Computed tomography, angiography, and endoscopic retrograde cholangiopancreatography in the nonoperative management of hepatic and splenic trauma.

作者信息

Delgado Millán M A, Deballon P O

机构信息

Department of Surgery, Hospital Universitario de Getafe, Spain.

出版信息

World J Surg. 2001 Nov;25(11):1397-402. doi: 10.1007/s00268-001-0139-8.

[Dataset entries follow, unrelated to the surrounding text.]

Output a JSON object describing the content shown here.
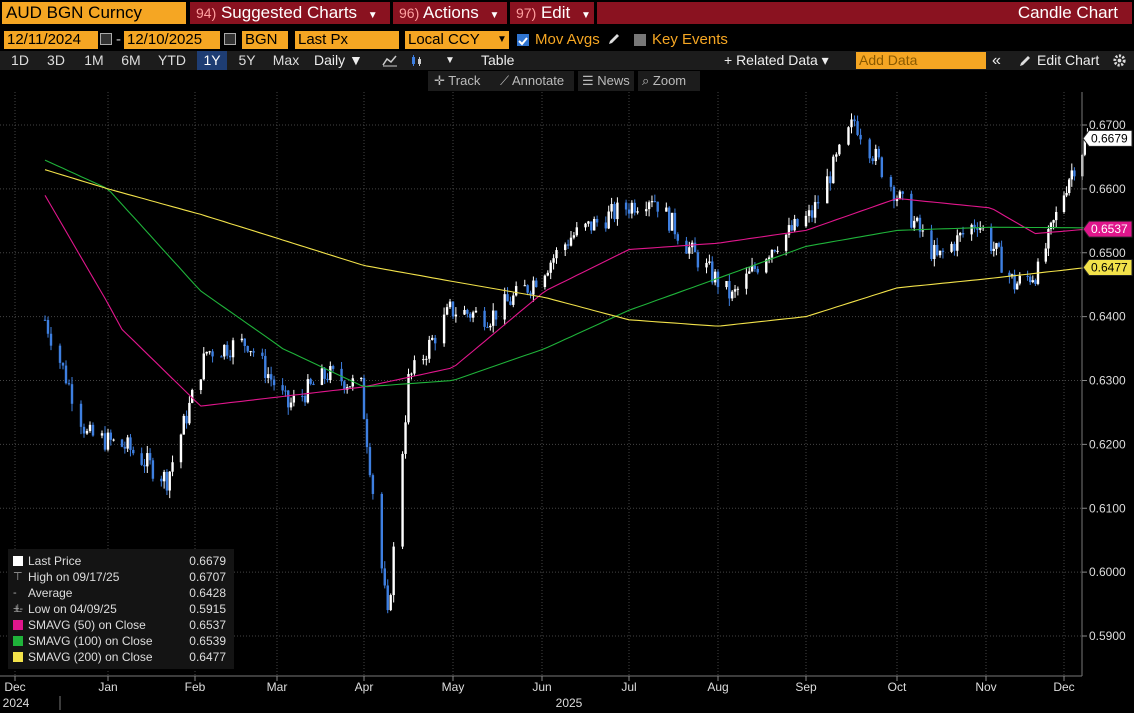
{
  "header": {
    "ticker": "AUD BGN Curncy",
    "menus": [
      {
        "num": "94)",
        "label": "Suggested Charts"
      },
      {
        "num": "96)",
        "label": "Actions"
      },
      {
        "num": "97)",
        "label": "Edit"
      }
    ],
    "chart_title": "Candle Chart"
  },
  "settings": {
    "start_date": "12/11/2024",
    "end_date": "12/10/2025",
    "source": "BGN",
    "field": "Last Px",
    "currency": "Local CCY",
    "mov_avgs_label": "Mov Avgs",
    "key_events_label": "Key Events"
  },
  "toolbar": {
    "periods": [
      "1D",
      "3D",
      "1M",
      "6M",
      "YTD",
      "1Y",
      "5Y",
      "Max"
    ],
    "active_period": "1Y",
    "frequency": "Daily ▼",
    "table_label": "Table",
    "related_data_label": "+ Related Data ▾",
    "add_data_placeholder": "Add Data",
    "collapse_label": "«",
    "edit_chart_label": "Edit Chart"
  },
  "tools": {
    "track": "Track",
    "annotate": "Annotate",
    "news": "News",
    "zoom": "Zoom"
  },
  "legend": [
    {
      "name": "Last Price",
      "value": "0.6679",
      "color": "#ffffff",
      "icon": "last-price-swatch"
    },
    {
      "name": "High on 09/17/25",
      "value": "0.6707",
      "icon": "high-marker-icon"
    },
    {
      "name": "Average",
      "value": "0.6428",
      "icon": "average-marker-icon"
    },
    {
      "name": "Low on 04/09/25",
      "value": "0.5915",
      "icon": "low-marker-icon"
    },
    {
      "name": "SMAVG (50)  on Close",
      "value": "0.6537",
      "color": "#e0168c",
      "icon": "sma50-swatch"
    },
    {
      "name": "SMAVG (100)  on Close",
      "value": "0.6539",
      "color": "#1fb33a",
      "icon": "sma100-swatch"
    },
    {
      "name": "SMAVG (200)  on Close",
      "value": "0.6477",
      "color": "#f2e24a",
      "icon": "sma200-swatch"
    }
  ],
  "chart_data": {
    "type": "line",
    "candle_chart": true,
    "x_ticks": [
      "Dec",
      "Jan",
      "Feb",
      "Mar",
      "Apr",
      "May",
      "Jun",
      "Jul",
      "Aug",
      "Sep",
      "Oct",
      "Nov",
      "Dec"
    ],
    "x_years": [
      "2024",
      "2025"
    ],
    "y_ticks": [
      "0.6700",
      "0.6600",
      "0.6500",
      "0.6400",
      "0.6300",
      "0.6200",
      "0.6100",
      "0.6000",
      "0.5900"
    ],
    "ylim": [
      0.586,
      0.6725
    ],
    "grid": true,
    "last_price_tag": "0.6679",
    "sma50_tag": "0.6537",
    "sma200_tag": "0.6477",
    "colors": {
      "up": "#ffffff",
      "down": "#3e7fe0",
      "sma50": "#e0168c",
      "sma100": "#1fb33a",
      "sma200": "#f2e24a"
    },
    "series": [
      {
        "name": "Last Price",
        "x": [
          "2024-12-11",
          "2024-12-25",
          "2025-01-08",
          "2025-01-22",
          "2025-02-05",
          "2025-02-19",
          "2025-03-05",
          "2025-03-19",
          "2025-03-31",
          "2025-04-09",
          "2025-04-16",
          "2025-04-30",
          "2025-05-14",
          "2025-05-28",
          "2025-06-11",
          "2025-06-25",
          "2025-07-09",
          "2025-07-23",
          "2025-08-06",
          "2025-08-20",
          "2025-09-03",
          "2025-09-17",
          "2025-10-01",
          "2025-10-15",
          "2025-10-29",
          "2025-11-12",
          "2025-11-21",
          "2025-12-03",
          "2025-12-10"
        ],
        "values": [
          0.6395,
          0.6215,
          0.6195,
          0.6145,
          0.6345,
          0.636,
          0.626,
          0.631,
          0.629,
          0.5925,
          0.63,
          0.641,
          0.64,
          0.645,
          0.6525,
          0.656,
          0.659,
          0.65,
          0.643,
          0.651,
          0.656,
          0.6707,
          0.659,
          0.649,
          0.655,
          0.645,
          0.647,
          0.662,
          0.6679
        ]
      },
      {
        "name": "SMAVG (50)  on Close",
        "x": [
          "2024-12-11",
          "2025-01-06",
          "2025-02-03",
          "2025-03-03",
          "2025-04-01",
          "2025-05-01",
          "2025-06-02",
          "2025-07-01",
          "2025-08-01",
          "2025-09-01",
          "2025-10-01",
          "2025-11-03",
          "2025-11-20",
          "2025-12-10"
        ],
        "values": [
          0.659,
          0.638,
          0.626,
          0.6275,
          0.629,
          0.632,
          0.644,
          0.6505,
          0.6515,
          0.6535,
          0.6585,
          0.657,
          0.653,
          0.6537
        ]
      },
      {
        "name": "SMAVG (100)  on Close",
        "x": [
          "2024-12-11",
          "2025-01-01",
          "2025-02-03",
          "2025-03-03",
          "2025-04-01",
          "2025-05-01",
          "2025-06-02",
          "2025-07-01",
          "2025-08-01",
          "2025-09-01",
          "2025-10-01",
          "2025-11-03",
          "2025-12-10"
        ],
        "values": [
          0.6645,
          0.66,
          0.644,
          0.635,
          0.629,
          0.63,
          0.635,
          0.641,
          0.646,
          0.651,
          0.6535,
          0.654,
          0.6539
        ]
      },
      {
        "name": "SMAVG (200)  on Close",
        "x": [
          "2024-12-11",
          "2025-01-01",
          "2025-02-03",
          "2025-03-03",
          "2025-04-01",
          "2025-05-01",
          "2025-06-02",
          "2025-07-01",
          "2025-08-01",
          "2025-09-01",
          "2025-10-01",
          "2025-11-03",
          "2025-12-10"
        ],
        "values": [
          0.663,
          0.66,
          0.656,
          0.652,
          0.648,
          0.6455,
          0.643,
          0.6395,
          0.6385,
          0.64,
          0.6445,
          0.646,
          0.6477
        ]
      }
    ]
  }
}
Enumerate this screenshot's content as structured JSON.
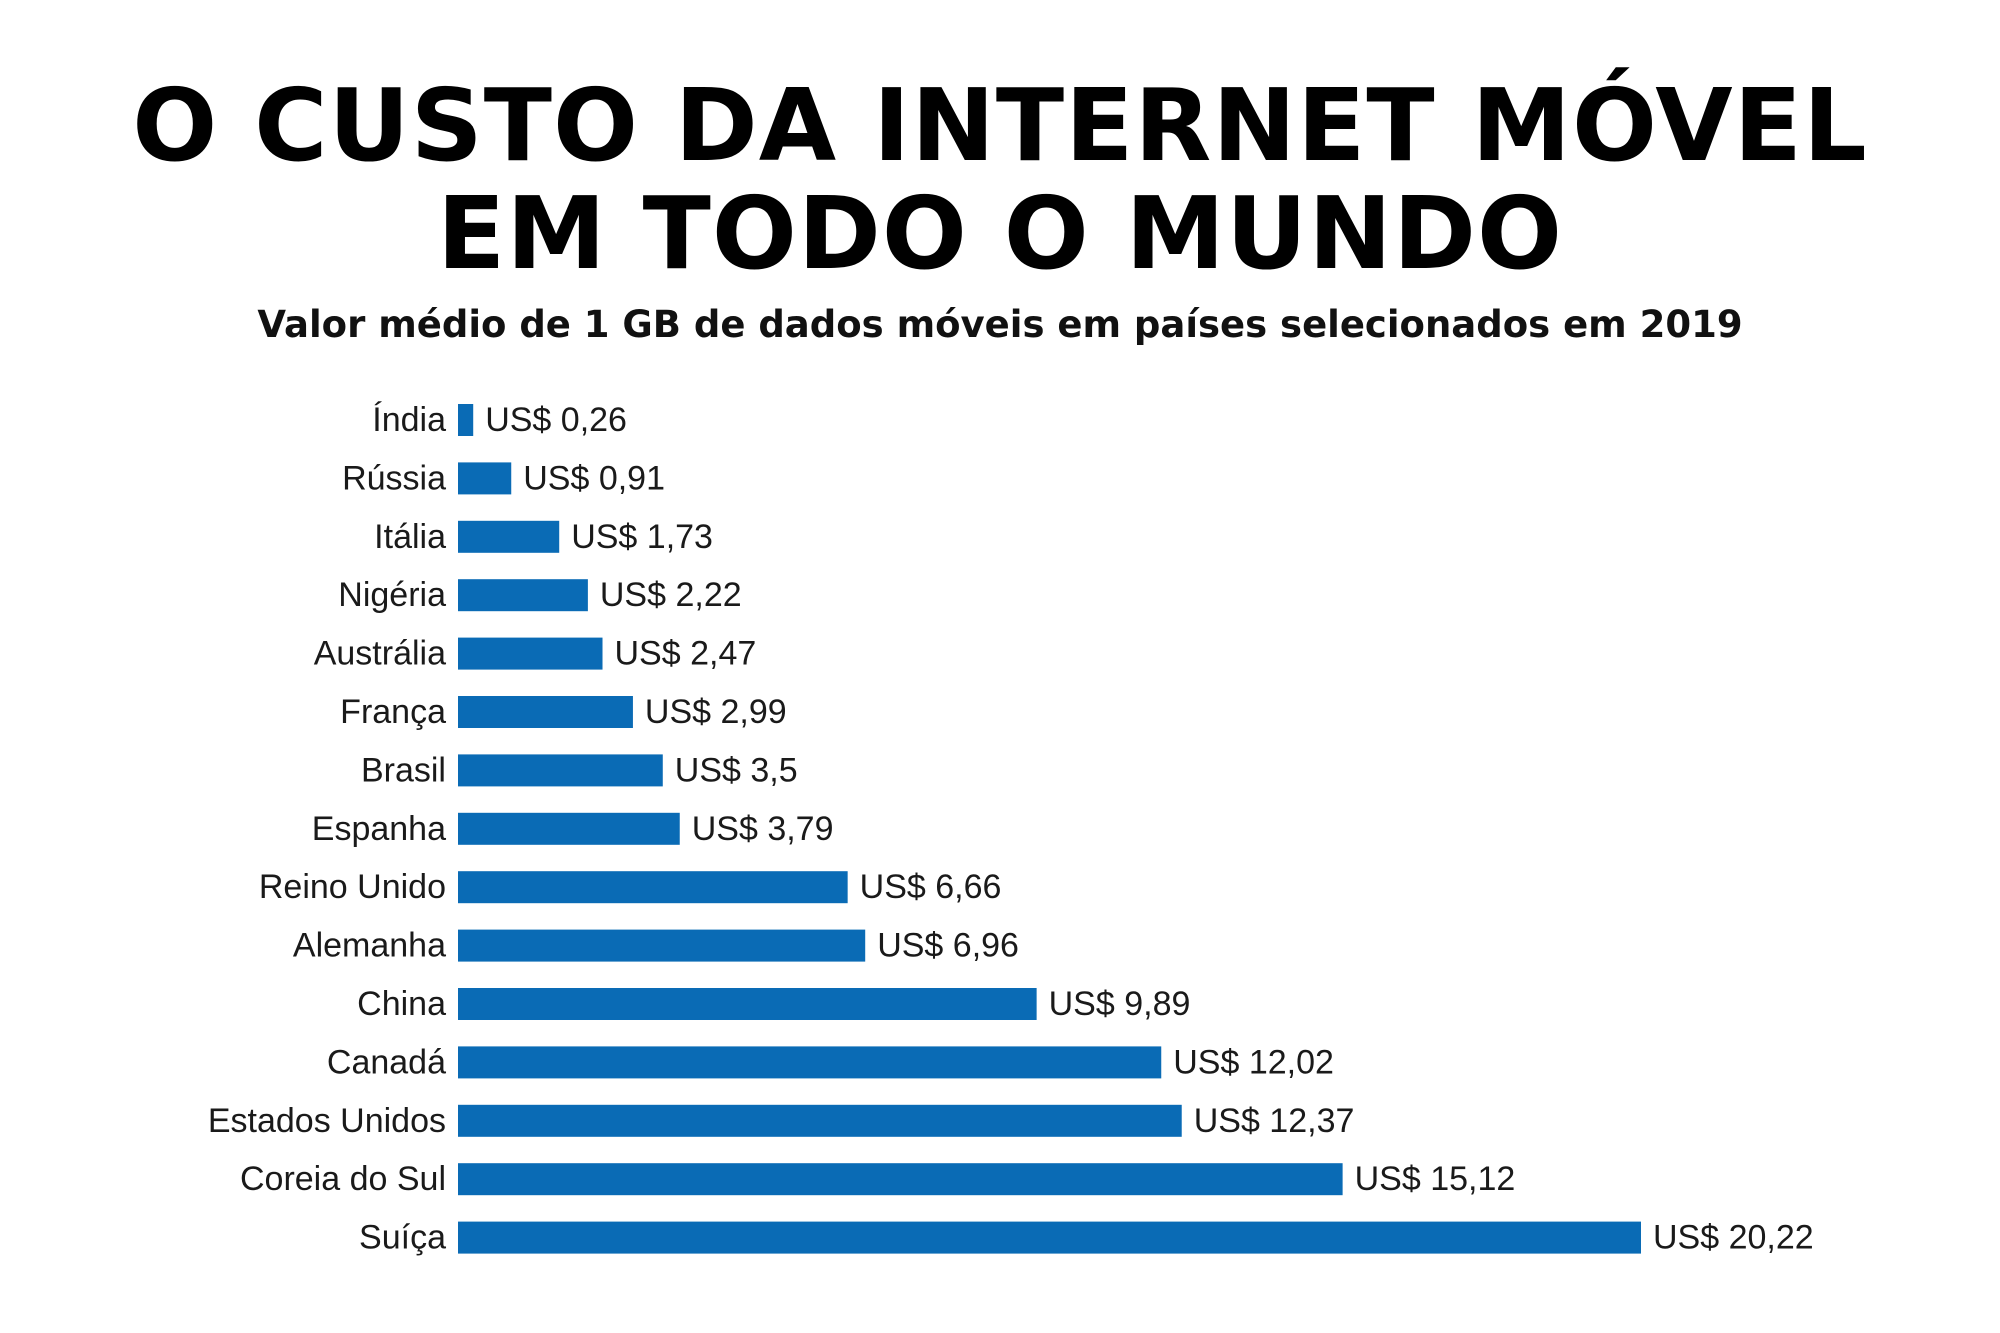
{
  "title_lines": [
    "O CUSTO DA INTERNET MÓVEL",
    "EM TODO O MUNDO"
  ],
  "subtitle": "Valor médio de 1 GB de dados móveis em países selecionados em 2019",
  "chart_data": {
    "type": "bar",
    "orientation": "horizontal",
    "title": "O CUSTO DA INTERNET MÓVEL EM TODO O MUNDO",
    "subtitle": "Valor médio de 1 GB de dados móveis em países selecionados em 2019",
    "categories": [
      "Índia",
      "Rússia",
      "Itália",
      "Nigéria",
      "Austrália",
      "França",
      "Brasil",
      "Espanha",
      "Reino Unido",
      "Alemanha",
      "China",
      "Canadá",
      "Estados Unidos",
      "Coreia do Sul",
      "Suíça"
    ],
    "values": [
      0.26,
      0.91,
      1.73,
      2.22,
      2.47,
      2.99,
      3.5,
      3.79,
      6.66,
      6.96,
      9.89,
      12.02,
      12.37,
      15.12,
      20.22
    ],
    "value_labels": [
      "US$ 0,26",
      "US$ 0,91",
      "US$ 1,73",
      "US$ 2,22",
      "US$ 2,47",
      "US$ 2,99",
      "US$ 3,5",
      "US$ 3,79",
      "US$ 6,66",
      "US$ 6,96",
      "US$ 9,89",
      "US$ 12,02",
      "US$ 12,37",
      "US$ 15,12",
      "US$ 20,22"
    ],
    "xlim": [
      0,
      20.22
    ],
    "grid": false,
    "legend": "none",
    "bar_color": "#0a6bb5"
  }
}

DOI:10.1007/s00268-001-0139-8
PMID:11760741
Abstract

There is a marked trend toward nonoperative management of abdominal trauma. This has been possible thanks to the advances in imaging and interventional techniques. In this work we review in which way computed tomography (CT) abdominal scans, angiography, and endoscopic retrograde cholangiopancreatography (ERCP) can guide the nonoperative management of hepatic and splenic trauma. The CT abdominal scan with intravenous contrast is the "departure imaging" of choice for the nonoperative management of hepatic and splenic trauma in the hemodynamically stable patient. It is the most accurate test for detecting, defining, and characterizing these injuries, the associated hemoperitoneum, and other abdominal abnormalities (the hollow viscus injuries missed on the CT scan were detected by clinical parameters and had no negative consequences in the outcome). It has an accuracy of more than 95% for these injuries, but CT grading alone cannot decide which patient can be treated conservatively and which patient requires surgery. Its usefulness for follow-up seems challenging. Angiography can be therapeutic, thereby avoiding surgery (some report that angiography can be performed even in patients with active bleeding as damage control); if vessel injury, active bleeding or hemobilia are suspected on the basis of a CT scan in a stable patient, angiography should be carried out. ERCP should be performed in patients with suspected injury to the biliary tree, even with normal iminodiacetic acid radionuclide scanning (HIDA) if symptoms persist. A biliary stent can be placed. Indications for angiography and ERCP remain unclear.

摘要

腹部创伤的非手术治疗有明显的趋势。这得益于成像和介入技术的进步。在这项工作中,我们回顾计算机断层扫描(CT)腹部扫描、血管造影和内镜逆行胰胆管造影(ERCP)如何能够指导肝脾创伤的非手术治疗。对于血流动力学稳定的患者,静脉注射造影剂的CT腹部扫描是肝脾创伤非手术治疗的首选“起始成像”。它是检测、界定和描述这些损伤、相关腹腔积血及其他腹部异常情况(CT扫描漏诊的中空脏器损伤通过临床参数检测到,且对预后无不良影响)最准确的检查。对于这些损伤,其准确率超过95%,但仅靠CT分级无法决定哪些患者可进行保守治疗,哪些患者需要手术。其在随访方面的作用似乎具有挑战性。血管造影可具有治疗作用,从而避免手术(一些报告称,即使是有活动性出血的患者作为损伤控制也可进行血管造影);如果根据CT扫描怀疑稳定患者存在血管损伤、活动性出血或胆道出血,应进行血管造影。对于疑似胆道树损伤的患者,即使亚氨基二乙酸放射性核素扫描(HIDA)正常但症状持续,也应进行ERCP。可放置胆道支架。血管造影和ERCP的适应证仍不明确。